Boissard, qui est dans ces années, après Emile Deroy, le second vrai contact de Baudelaire avec le monde de l'art, s'installe vers avril 1845 à l'hôtel de Pimodan, juste au-dessous de l'appartement que Baudelaire loue depuis octobre 1843 :

"sous les combles, un appartement de trois cent cinquante francs par an composé (...) de deux pièces et d'un cabinet. Je revois en ce moment la chambre principale, chambre à coucher et cabinet de travail, uniquement tendue sur les murs et au plafond d'un papier rouge et noir, et éclairée par une seule fenêtre dont les carreaux, jusqu'aux pénultièmes inclusivement, étaient dépolis «afin de ne voir que le ciel», disait-il" (3).

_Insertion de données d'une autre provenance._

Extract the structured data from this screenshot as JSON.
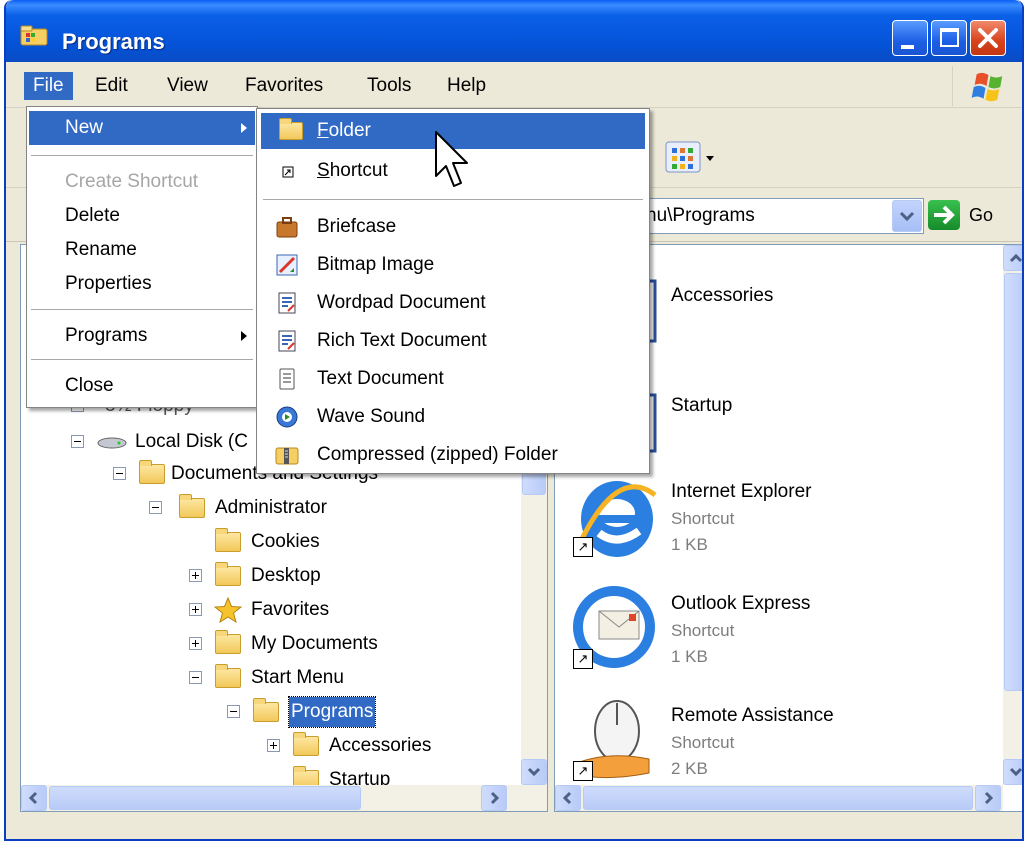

 Appartement de Baudelaire à l'hôtel de Pimodan





Baudelaire quitte l'hôtel de Pimodan à la fin de septembre 45, mais continue à visiter Boissard et Marix - c'est probablement ainsi qu'il participe à quelques-unes des séances mensuelles du club des haschischins. La première qui soit connue des biographes (4) date du 3 novembre 1845, la seconde du 22 décembre suivant - en présence entre autres de Balzac, pour une scène qu'on retrouve dans Les paradis artificiels.

C'est un ou deux ans plus tard, vers 1846 ou 47, que de Courtives, au contact de Moreau lors de son séjour à Bicêtre, goûte au haschisch - sous forme de résine pure, et non pas mélangée comme le faisait Moreau - avant de publier sa thèse et d'être dessiné par Meryon. Cette gravure prend donc place dans le réseau d'affinités et de coïncidences qui relient Meryon et Baudelaire, le poète et le peintre graveur, chacun par excellence,  du XIXème siècle parisien.





(1) "Cette pièce, une des premières donc que j'ai gravées, est assez mauvaise, je n'ai besoin de le dire. Ce jeune homme était de St Florentin, où il venait de s'établir,  quand je terminai cette petite pièce, faite d'ami à ami. Je lui en envoyai quelques épreuves, dont une où il était représenté à mi-corps, comme dans mon dessin original, ayant à côté de lui un violon dont il jouait assez bien, et quelques instruments de chimie. C'est dans celle-là surtout qu'on peut constater l'infériorité et la gaucherie de mon dessin ; aussi, après avoir corrigé de mon mieux le modelé du visage, m'arrangeai-je, en l'imprimant, de manière à le réduire à cette dernière partie seulement, dans un cadre circulaire." Charles Meryon, Mes observations, 1863.

(2) Il est surtout connu pour son tableau d'un Episode de la retraite de Russie.

(3) Charles Asselineau, Charles Baudelaire : sa vie, son œuvre, pp. 7-8.

(4) Par un billet de Boissard à Théophile Gautier, conservé dans les papiers de ce dernier, cf. Claude Pichois & Jean Ziegler, Charles Baudelaire, Fayard éd. 1996, p. 219.